Sementara, pundak letih memikul titipan 'semoga'.
Sampai pada akhirnya, sekarang tetap saja menjadi titisan 'perkara'.

Lebih baik aku berbicara pada sampan
Sampan..!!
Yuk kita beranjak dari kesan tak berdamai..

Senin, 30 April 2012

UJIAN vs INGIN PULANG


Seperti hari yang menanti sinar mentari, aku murung dalam tempurung kerinduan. 
Menghitung hari hingga penghujung bulan penghabisan. 
Kapan saatnya tiba?. 
Mampukah aku meraih kemenangan atas perjuangan melawan kerinduan?.
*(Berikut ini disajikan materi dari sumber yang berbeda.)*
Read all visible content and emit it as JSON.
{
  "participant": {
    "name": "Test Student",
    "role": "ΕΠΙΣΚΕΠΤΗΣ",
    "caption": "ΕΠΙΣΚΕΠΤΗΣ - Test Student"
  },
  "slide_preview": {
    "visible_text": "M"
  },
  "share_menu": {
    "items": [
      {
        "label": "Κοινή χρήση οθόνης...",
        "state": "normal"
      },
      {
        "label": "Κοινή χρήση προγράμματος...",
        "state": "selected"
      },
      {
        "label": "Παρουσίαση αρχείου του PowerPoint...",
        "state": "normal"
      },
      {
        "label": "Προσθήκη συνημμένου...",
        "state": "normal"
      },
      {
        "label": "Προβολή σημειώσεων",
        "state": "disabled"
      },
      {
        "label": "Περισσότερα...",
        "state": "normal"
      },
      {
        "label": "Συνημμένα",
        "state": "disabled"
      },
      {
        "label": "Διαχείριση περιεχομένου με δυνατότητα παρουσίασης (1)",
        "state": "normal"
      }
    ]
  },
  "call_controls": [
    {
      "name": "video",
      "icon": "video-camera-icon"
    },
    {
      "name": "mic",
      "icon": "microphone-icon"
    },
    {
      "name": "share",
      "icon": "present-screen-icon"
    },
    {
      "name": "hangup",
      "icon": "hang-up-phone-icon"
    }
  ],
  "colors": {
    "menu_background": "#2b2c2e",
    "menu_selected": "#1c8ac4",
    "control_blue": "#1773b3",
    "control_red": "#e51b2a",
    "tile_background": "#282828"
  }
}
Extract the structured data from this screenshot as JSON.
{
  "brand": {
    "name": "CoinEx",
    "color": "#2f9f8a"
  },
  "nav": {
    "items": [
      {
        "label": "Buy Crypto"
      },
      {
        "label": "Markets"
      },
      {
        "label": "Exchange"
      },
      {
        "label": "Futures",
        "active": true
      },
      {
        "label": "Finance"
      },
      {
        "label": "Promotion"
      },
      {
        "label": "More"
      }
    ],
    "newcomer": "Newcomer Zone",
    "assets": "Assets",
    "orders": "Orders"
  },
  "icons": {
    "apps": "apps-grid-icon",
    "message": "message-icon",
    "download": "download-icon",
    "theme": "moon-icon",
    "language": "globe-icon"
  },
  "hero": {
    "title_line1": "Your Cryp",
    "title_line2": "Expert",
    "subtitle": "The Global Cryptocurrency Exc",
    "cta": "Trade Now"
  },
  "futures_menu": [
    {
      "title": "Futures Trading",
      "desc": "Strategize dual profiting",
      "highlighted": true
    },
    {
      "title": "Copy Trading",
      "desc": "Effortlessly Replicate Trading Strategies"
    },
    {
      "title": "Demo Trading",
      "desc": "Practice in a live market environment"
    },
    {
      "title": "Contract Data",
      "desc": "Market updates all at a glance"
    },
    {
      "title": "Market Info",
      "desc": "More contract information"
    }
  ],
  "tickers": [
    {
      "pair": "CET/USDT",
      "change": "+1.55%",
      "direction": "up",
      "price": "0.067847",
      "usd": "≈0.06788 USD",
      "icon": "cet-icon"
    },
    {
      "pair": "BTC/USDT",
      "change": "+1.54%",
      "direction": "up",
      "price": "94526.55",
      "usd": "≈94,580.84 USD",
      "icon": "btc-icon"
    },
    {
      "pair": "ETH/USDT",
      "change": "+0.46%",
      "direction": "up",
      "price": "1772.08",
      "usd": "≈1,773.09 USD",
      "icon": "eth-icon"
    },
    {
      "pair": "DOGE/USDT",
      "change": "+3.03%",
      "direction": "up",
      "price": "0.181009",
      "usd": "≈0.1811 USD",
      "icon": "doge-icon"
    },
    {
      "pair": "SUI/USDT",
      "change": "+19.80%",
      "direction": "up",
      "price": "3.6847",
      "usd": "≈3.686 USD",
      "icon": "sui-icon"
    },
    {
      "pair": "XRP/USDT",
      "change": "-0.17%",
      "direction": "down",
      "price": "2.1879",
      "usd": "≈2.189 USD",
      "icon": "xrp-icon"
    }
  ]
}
Didepan layar aku berperan menjadi periang. Merayu teman-teman ikut tertawa riang. Membiaskan beban yang sedang bersandar. Seakan aku jauh dari bayang 'pulang'. 
Sebenarnya aku sakit, tahu kenapa?. 
Aku terpasung 'rindu kepalang'. Nafas pun tersendat oleh ingatan tentang mimpi semalam. 
Lama aku bahagia dalam mimpi, bangun pagi pun aku enggan. Karena disana aku bertemu keluarga. Aku menjadi ratu kebanggaan.
Aku, seorang anak sulung yang dirindukan dan disayang keluarga, kembali ke pangkuan mereka, di rumah bahagia akhirnya kami bisa bersama jua. 
Bukan sebatas itu, aku pun kembali menyapa keluarga kedua. Sama seperti kenyataan setahun yang lalu, dalam mimpi itu aku menjadi putri yang dinanti, disambut dengan juta rasa rindu dan kasih dari mereka. 
Layak bagian dari keluarga mereka, aku sangat baik diperlakukannya. 
Subhanallah wal hamdulillah, tak henti bibir ini melenturkan kalimat pujian bagi ALLAH.

Sekuat apa pun aku bertahan dalam mimpi semalam, tidak mejadikan aku ikhlas dengan rindu. Tetap saja beban ini membuncah hingga menggerogoti keteragaran. Sunting menangis, karena aku masih berhadapan dengan 'ingin pulang'.

Sekitarku, jadwal ujian sudah menjadi kepastian, dalam sekejap aku akan bertemu hari-hari yang menegangkan. Duduk dalam ruang penentuan, apakah aku lolos atau harus kembali mengulang materi yang diujikan?. Dan ini bukan bayangan, namun hasil yang tidak bisa diprediksikan. Ini nyata, bukan  tebak-tebakan. Nah, gimana tuh, masih mau jadi budak si murung?

Yaa,, Bukan saatnya aku menghabiskan waktu untuk merenungi kerinduan. Sebenarnya saat ini sedang mengantar aku untuk sampai pada saat yang dinanti. Semua akan berakhir pada kemenangan. Jadi, kesempurnaan yang akan di dapatkan, tak mesti hancur karena keinginan saat ini yang tidak bisa dihindari. Nafikkanlah, bersabarlah, bergeraklah untuk mewujudkan doa dan usaha segenap keluarga tercinta.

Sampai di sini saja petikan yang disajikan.